Seu defeito sempre fora ser consciente demais da realidade do que foge do padrão, mesmo que este não seja visto como defeito por muitos. Só Tony sabe quão difícil é ter que passar horas e horas encarando o teto antes de dormir, pensando em que argumentos escreverá na coluna do dia seguinte para causar reflexão e solidariedade em seus leitores. Ou mesmo desejando de todo coração que por pelo menos àquela noite, uma criança com frio na rua encontre um cobertor para se aquecer. É sentimentalismo demais. É empatia demais.

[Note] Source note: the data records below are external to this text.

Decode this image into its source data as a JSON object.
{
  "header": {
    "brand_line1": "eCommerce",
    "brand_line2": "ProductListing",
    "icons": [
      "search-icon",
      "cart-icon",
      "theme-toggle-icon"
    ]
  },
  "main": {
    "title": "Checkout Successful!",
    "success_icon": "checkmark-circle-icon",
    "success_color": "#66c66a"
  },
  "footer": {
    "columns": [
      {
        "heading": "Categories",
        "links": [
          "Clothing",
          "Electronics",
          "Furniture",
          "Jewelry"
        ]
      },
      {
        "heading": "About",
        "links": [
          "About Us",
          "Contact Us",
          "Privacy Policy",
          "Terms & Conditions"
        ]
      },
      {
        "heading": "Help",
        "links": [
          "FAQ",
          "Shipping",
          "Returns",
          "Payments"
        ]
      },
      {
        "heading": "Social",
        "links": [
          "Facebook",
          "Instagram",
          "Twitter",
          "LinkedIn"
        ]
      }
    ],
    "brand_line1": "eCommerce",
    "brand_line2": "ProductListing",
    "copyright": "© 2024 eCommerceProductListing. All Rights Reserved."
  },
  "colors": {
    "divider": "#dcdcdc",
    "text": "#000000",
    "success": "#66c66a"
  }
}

Por vezes ele entendia que para uma pessoa privilegiada, cis, branca, hétero, era quase que loucura imaginar ou pôr-se no lugar de alguém cuja realidade não coincide com a “visão”/ideologia meritocrática, tradicional/cristã, segura do cidadão “comum” que faz parte da massa. Realidades distanciam pessoas mais do que as próprias pessoas, ainda que estas sejam na maioria das vezes as responsáveis por tal fenômeno.

Tony sente sua cabeça doer. Ele toma mais um gole de vodka e deixa que seus olhos fechem enquanto o líquido desce cortando sua gaganta. Tem gosto de merda, mas talvez ele mereça merda. Viado sentimental. Talvez mereça a parte do seu cérebro que a todo custo quer lembrá-lo de quão indigno de amor e validação ele é.

Álcool demais. Álcool demais. Deveria parar de beber e ir dormir, descansar a mente, mas cada vez que põe a cabeça no travesseiro e fecha os olhos é como se o corpo de Stephen estivesse sobre si novamente, lhe contando deliberadas mentiras, lhe alimentando de falsas juras de amizade e amor. É como se estivesse novamente então deitado no sofá quando vira no noticiário o nome de seus pais. Acidente de carro. Sem sobreviventes. Lágrimas em seu rosto. Jarvis abraçando seu corpo, tentando conter o próprio choro. Berros. Mais choro. Semanas no quarto. Stephen a seu lado novamente, o confortando. “Tudo bem, Tony. Eu estou aqui. Tudo bem, Tony, eu não vou te deixar. Tudo bem, Tony. Vai ficar tudo bem.” Então, não. Nada de dormir agora.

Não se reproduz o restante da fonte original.